L’impact sur la santé des diverses politiques sectorielles est déterminant et peut être favorable, mais aussi défavorable. Les actions transversales et les politiques intersectorielles (notamment des politiques transversales aux différents champs de compétences) sont en effet indispensables à apporter une réponse adéquate.

C’est pourquoi, il faut investir dans des actions de plaidoyer du secteur de la promotion de la santé vers d’autres secteurs. C’est aussi pourquoi l’interaction entre le champ de la santé et le champ des autres politiques doit pouvoir être évaluée, notamment dans le cadre des évaluations d’impact sur la santé (EIS) et d’évaluation d’impact sur les inégalités sociales de santé (E2I2S).

Cette articulation a pour but de dépasser les limites des compétences des différents pouvoirs publics. Seule, en effet, une politique interministérielle peut favoriser les décisions – sociales, économiques, culturelles, urbanistiques, d’enseignement… – qui ont pour effet de produire de la santé.

Le concept d’HiAP (Health in all policies) évoqué précédemment, signifie littéralement la ‘santé dans tous les domaines politiques’, c’est-à-dire la conduite d’une collaboration intersectorielle en matière de santé impliquant la participation de tous les domaines d’action politique et de tous les niveaux de pouvoir.

‘La Charte d’Ottawa précise que la promotion de la santé ne doit pas relever du seul secteur sanitaire mais impliquer l’ensemble des politiques dans les conséquences de leurs décisions sur la santé des populations. La dispersion des compétences et des intervenants nécessite aussi une concertation permanente dans l’élaboration de ces politiques’ [P.C.F. 127(1996-1997) n°16 pp 21 et 22]. L’évaluation des dispositifs de politique de santé en 2010-2011 a confirmé la nécessité de politiques transversales pour agir sur les déterminants de la santé.

Promouvoir la santé tout au long de la vie

Le premier principe d’action prôné par la Commission des déterminants sociaux de la santé (OMS, 2008) consiste à «améliorer les conditions de vie quotidienne, c’est-à-dire les circonstances dans lesquelles les individus naissent, grandissent, vivent, travaillent et vieillissent.»

Cette approche diachronique de la santé complète et enrichit l’approche par les milieux de vie.

Elle permet de mettre en avant l’importance des facteurs liés au développement de l’enfant dès la vie in utero. «L’une des mesures qui offre les meilleures chances de réduire les inégalités sociales en santé en l’espace d’une génération est d’investir dans les premières années de l’existence» (OMS, 2008).
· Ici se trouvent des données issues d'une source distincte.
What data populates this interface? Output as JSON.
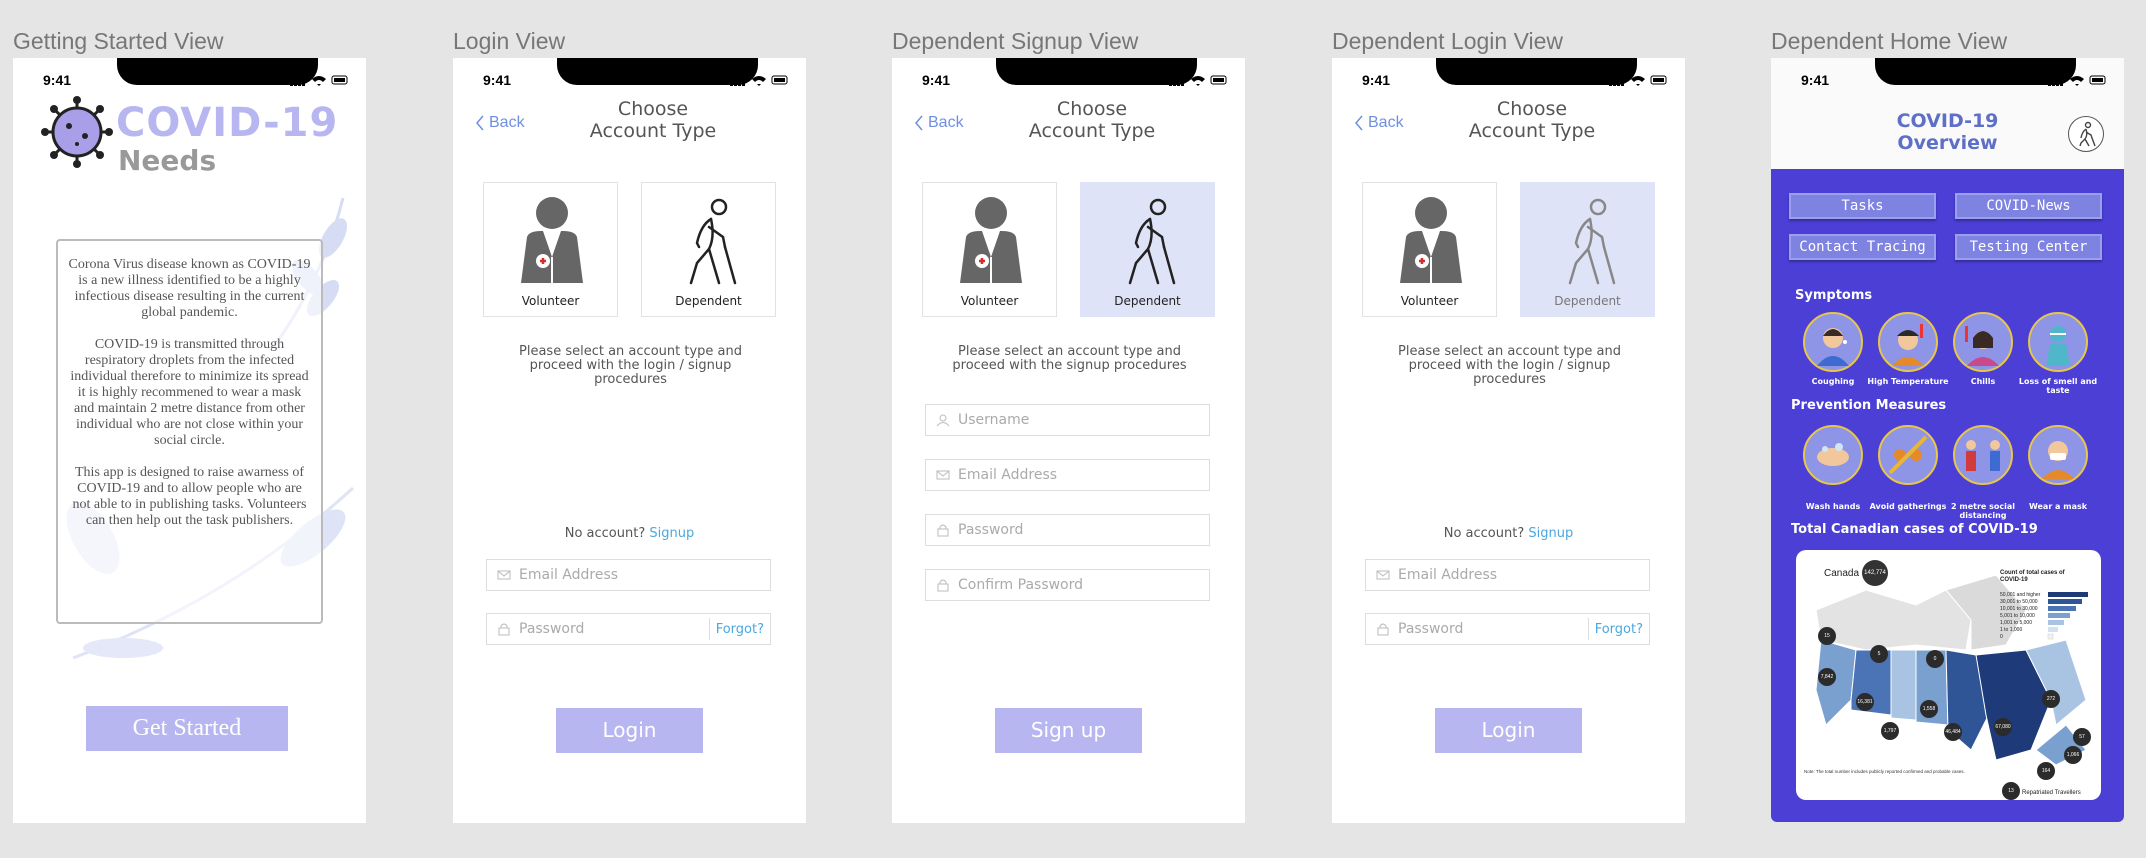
{
  "frames": {
    "getting_started": "Getting Started View",
    "login": "Login View",
    "dep_signup": "Dependent Signup View",
    "dep_login": "Dependent Login View",
    "dep_home": "Dependent Home View"
  },
  "status_time": "9:41",
  "common": {
    "back": "Back",
    "choose_line1": "Choose",
    "choose_line2": "Account Type",
    "volunteer": "Volunteer",
    "dependent": "Dependent",
    "desc_login": "Please select an account type and proceed with the login / signup procedures",
    "desc_signup": "Please select an account type and proceed with the signup procedures",
    "no_account": "No account?",
    "signup_link": "Signup",
    "email_ph": "Email Address",
    "password_ph": "Password",
    "forgot": "Forgot?",
    "username_ph": "Username",
    "confirm_ph": "Confirm Password",
    "login_btn": "Login",
    "signup_btn": "Sign up"
  },
  "getting_started": {
    "logo_title": "COVID-19",
    "logo_sub": "Needs",
    "para1": "Corona Virus disease known as COVID-19 is a new illness identified to be a highly infectious disease resulting in the current global pandemic.",
    "para2": "COVID-19 is transmitted through respiratory droplets from the infected individual therefore to minimize its spread it is highly recommened to wear a mask and maintain 2 metre distance from other individual who are not close within your social circle.",
    "para3": "This app is designed to raise awarness of COVID-19 and to allow people who are not able to in publishing tasks. Volunteers can then help out the task publishers.",
    "button": "Get Started"
  },
  "home": {
    "title1": "COVID-19",
    "title2": "Overview",
    "buttons": [
      "Tasks",
      "COVID-News",
      "Contact Tracing",
      "Testing Center"
    ],
    "symptoms_title": "Symptoms",
    "symptoms": [
      "Coughing",
      "High Temperature",
      "Chills",
      "Loss of smell and taste"
    ],
    "prevention_title": "Prevention Measures",
    "prevention": [
      "Wash hands",
      "Avoid gatherings",
      "2 metre social distancing",
      "Wear a mask"
    ],
    "cases_title": "Total Canadian cases of COVID-19",
    "map": {
      "canada": "Canada",
      "canada_total": "142,774",
      "legend_title": "Count of total cases of COVID-19",
      "legend": [
        "50,001 and higher",
        "30,001 to 50,000",
        "10,001 to 30,000",
        "5,001 to 10,000",
        "1,001 to 5,000",
        "1 to 1,000",
        "0"
      ],
      "legend_colors": [
        "#1f3a78",
        "#2f5597",
        "#4a74b5",
        "#7aa0d0",
        "#a9c3e3",
        "#d3e1f1",
        "#f2f2f2"
      ],
      "bubbles": [
        "15",
        "5",
        "0",
        "7,842",
        "16,381",
        "1,797",
        "1,558",
        "46,484",
        "67,080",
        "272",
        "57",
        "1,066",
        "164",
        "13"
      ],
      "note": "Note: The total number includes publicly reported confirmed and probable cases.",
      "footer": "Repatriated Travellers"
    }
  },
  "colors": {
    "accent": "#b7b6f0",
    "selected": "#dfe3f7",
    "home_bg": "#4b3fd6",
    "link": "#4aa8e0",
    "title_blue": "#5d6fc7"
  }
}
C’est ce que l’OMS appelle l’équité dès le départ. Ce qu’il faut c’est avoir une approche globale du développement social, affectif et cognitif.

Elle attire l’attention sur toutes les phases de transition physique et sociale liées au développement qui sont des phases de plus grande fragilité comme l’adolescence, les transitions solaires ou familiales, la recherche ou la perte d’un emploi.

Elle rappelle l’importance de la quantité et de la qualité du travail sur la santé (revenu, réseau social, accomplissement, bien-être au travail…), mais permet aussi d’argumenter sur l’importance économique et sociale cruciale de travailleurs en santé. Le parcours d’inclusion sociale surtout pour les plus éloignés de l’emploi passe par la prise en compte des facteurs psycho-médico-sociaux qui affectent durablement la santé et l’intégration sociale et professionnelle.

Elle introduit enfin le concept du vieillissement actif et en bonne santé. Il n’y a pas d’âge pour espérer des bénéfices d’une action de promotion de la santé ! Pour faire face aux défis d’une société vieillissante, il ne faut pas seulement raisonner en termes de prise en charge et de places d’accueil, mais prendre des mesures sur les conditions de vie qui favorisent un vieillissement en santé : participation, sécurité, cadres de vie… (OMS, Vieillir en restant actif)

De manière complémentaire, la dimension transgénérationnelle pourrait aussi compléter cette approche en soulignant les atouts mais aussi les contraintes liées aux relations entre générations.

Kickbusch, I., et al., Health literacy: the solid facts. 2013, Geneva: WHO Europe.